I’d been told recently that I needed to let go of my dad and at the time I agreed. Upon reflection this morning it’s easier to see that for the most part I already have. Is it possible that my lingering feelings of disconnection from the notion family are connected? Yes, to be quite honest. Every person has some sort of imprint as to what family is based on their situation growing up. For me, it was me and my dad as I’ve probably said way too many times.

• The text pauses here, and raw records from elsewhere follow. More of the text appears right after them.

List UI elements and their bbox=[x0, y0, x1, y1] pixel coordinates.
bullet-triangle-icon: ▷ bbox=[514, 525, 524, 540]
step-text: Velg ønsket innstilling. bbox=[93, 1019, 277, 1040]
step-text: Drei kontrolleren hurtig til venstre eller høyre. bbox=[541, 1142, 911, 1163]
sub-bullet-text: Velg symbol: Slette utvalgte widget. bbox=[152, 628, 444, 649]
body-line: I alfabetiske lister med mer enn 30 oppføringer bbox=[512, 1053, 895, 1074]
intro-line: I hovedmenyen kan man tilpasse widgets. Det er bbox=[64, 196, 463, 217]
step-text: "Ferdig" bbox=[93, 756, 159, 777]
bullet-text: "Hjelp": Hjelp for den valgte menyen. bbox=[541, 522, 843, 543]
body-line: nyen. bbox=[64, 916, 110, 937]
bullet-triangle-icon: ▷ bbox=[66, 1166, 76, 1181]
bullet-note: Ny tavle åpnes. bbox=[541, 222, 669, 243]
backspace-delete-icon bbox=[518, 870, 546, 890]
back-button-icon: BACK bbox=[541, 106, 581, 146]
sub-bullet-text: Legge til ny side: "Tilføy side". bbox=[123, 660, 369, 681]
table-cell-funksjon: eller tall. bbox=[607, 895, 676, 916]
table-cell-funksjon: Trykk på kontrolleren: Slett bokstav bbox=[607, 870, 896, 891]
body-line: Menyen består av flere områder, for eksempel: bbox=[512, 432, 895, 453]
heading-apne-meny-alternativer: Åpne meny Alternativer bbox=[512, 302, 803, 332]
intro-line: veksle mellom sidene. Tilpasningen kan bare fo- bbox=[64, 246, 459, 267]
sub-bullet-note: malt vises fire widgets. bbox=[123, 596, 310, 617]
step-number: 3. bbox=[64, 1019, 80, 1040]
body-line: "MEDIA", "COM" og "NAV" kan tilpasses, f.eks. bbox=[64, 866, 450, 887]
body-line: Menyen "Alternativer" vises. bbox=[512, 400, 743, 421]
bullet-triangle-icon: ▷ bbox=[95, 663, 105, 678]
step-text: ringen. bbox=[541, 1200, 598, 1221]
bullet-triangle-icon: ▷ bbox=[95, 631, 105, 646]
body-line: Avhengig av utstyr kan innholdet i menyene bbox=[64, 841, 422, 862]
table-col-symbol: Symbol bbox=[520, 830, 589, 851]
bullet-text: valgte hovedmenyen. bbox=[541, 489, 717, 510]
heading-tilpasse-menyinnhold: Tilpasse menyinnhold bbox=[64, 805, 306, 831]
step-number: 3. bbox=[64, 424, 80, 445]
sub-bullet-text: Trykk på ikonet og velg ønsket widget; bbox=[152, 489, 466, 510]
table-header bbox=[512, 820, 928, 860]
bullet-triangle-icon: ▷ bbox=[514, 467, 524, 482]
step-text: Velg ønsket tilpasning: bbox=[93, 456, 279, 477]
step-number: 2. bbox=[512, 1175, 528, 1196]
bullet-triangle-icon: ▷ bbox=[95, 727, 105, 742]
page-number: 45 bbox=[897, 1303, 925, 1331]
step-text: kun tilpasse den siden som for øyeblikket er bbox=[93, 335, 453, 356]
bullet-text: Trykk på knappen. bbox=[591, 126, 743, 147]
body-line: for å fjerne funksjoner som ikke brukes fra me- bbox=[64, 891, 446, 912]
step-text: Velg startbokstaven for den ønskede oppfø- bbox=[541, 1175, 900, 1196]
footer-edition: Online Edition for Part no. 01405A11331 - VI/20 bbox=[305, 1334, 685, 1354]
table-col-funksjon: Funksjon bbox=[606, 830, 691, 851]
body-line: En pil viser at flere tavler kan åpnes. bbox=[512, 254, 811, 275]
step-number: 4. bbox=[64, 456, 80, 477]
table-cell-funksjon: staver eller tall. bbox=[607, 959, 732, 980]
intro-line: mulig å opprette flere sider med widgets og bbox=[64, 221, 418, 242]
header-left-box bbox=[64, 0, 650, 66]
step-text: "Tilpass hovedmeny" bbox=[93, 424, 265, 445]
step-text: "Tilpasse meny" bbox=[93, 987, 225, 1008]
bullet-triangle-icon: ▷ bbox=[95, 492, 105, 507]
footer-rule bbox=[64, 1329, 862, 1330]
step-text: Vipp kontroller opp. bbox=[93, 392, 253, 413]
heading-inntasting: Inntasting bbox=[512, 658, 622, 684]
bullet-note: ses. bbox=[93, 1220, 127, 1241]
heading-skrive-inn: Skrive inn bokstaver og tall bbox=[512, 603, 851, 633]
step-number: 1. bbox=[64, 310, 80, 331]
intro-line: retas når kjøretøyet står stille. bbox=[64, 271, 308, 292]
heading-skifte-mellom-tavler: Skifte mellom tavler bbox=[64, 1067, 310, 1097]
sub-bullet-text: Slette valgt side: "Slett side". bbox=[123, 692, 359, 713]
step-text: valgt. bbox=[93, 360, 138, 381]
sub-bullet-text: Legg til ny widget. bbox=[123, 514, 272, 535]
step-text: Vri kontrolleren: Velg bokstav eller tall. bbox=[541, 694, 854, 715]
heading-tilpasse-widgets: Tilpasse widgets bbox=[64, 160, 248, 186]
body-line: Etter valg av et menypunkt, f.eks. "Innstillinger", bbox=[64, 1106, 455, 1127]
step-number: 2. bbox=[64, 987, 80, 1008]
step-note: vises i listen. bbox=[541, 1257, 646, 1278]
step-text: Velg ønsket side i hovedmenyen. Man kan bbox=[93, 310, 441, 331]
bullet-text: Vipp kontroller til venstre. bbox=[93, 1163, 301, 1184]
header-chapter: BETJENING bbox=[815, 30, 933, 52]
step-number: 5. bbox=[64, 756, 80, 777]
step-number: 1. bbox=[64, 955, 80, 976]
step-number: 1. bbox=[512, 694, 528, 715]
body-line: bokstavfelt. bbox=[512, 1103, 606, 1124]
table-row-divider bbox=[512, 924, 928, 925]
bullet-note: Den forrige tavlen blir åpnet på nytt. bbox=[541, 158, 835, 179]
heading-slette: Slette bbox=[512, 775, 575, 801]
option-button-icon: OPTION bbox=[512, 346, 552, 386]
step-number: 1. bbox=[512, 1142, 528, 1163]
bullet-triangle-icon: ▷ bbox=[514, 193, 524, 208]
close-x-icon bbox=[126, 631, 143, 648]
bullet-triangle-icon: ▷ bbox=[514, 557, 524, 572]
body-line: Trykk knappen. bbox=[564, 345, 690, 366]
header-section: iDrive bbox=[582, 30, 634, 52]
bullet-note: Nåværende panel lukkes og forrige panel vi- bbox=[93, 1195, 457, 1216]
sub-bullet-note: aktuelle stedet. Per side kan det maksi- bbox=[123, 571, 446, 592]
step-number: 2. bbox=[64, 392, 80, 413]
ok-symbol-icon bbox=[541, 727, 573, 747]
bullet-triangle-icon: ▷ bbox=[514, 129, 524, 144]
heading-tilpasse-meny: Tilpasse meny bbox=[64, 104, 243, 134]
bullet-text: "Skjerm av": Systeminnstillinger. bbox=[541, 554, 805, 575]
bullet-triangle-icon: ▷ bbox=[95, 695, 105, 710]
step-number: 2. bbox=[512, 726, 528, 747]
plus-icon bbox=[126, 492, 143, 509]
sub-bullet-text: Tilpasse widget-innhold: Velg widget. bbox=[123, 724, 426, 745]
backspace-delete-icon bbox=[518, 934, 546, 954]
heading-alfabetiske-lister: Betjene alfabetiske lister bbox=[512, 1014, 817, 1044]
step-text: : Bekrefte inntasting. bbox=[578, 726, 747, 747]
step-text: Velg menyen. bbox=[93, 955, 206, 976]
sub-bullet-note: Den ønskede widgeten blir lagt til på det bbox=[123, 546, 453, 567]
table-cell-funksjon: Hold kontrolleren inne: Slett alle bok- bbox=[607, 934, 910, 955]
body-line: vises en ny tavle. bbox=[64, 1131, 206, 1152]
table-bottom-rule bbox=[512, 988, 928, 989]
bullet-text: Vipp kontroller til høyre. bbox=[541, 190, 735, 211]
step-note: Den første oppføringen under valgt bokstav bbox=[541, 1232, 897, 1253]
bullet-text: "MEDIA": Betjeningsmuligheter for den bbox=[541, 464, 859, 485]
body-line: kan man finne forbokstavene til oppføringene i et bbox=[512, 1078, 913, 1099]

In that sense, it’s natural that I would struggle with the loss of that. Which was caused by my dad’s passing is also separate from it. I can let him go and still be troubled by it, at least I think so. One of the biggest things I’ve been struggling with recently is finding a place I belong and building a life that makes me happy. I believe I’ve gotten better about not resenting others for not acting in ways I expect. I still wonder if my awareness of those boundaries is me othering myself or simply accepting the truth of things. I don’t have an answer to that.

I know for as much progress as I’ve made having bad days doesn’t negate it. I can cry and rage for a bit because I’ve carried the knowledge that I’ll have the things I see so many people take for granted with their parents. Someone to talk to, someone to gift them large things because you want it, someone to help you when you need it. It’s sad but also the truth that I don’t have that. Sometimes the jokes I can make about not having parents fall flat. Because as Carrie Fisher used to say, “if my life wasn’t funny, it would just be true”.

If you’ve made it this far in this post, thank you. Whether you’re reading because you know me in the offline world, we’re long distance internet buddies, or you happened to find this post some other way. Thank you for taking the time to read it. I hope it made sense, sometimes I just dump things just to free myself from the weight of it. And now that I feel nearly a hundred pounds lighter, excuse me while I watch the second half of the England vs Sweden world cup game and make myself some much overdue breakfast.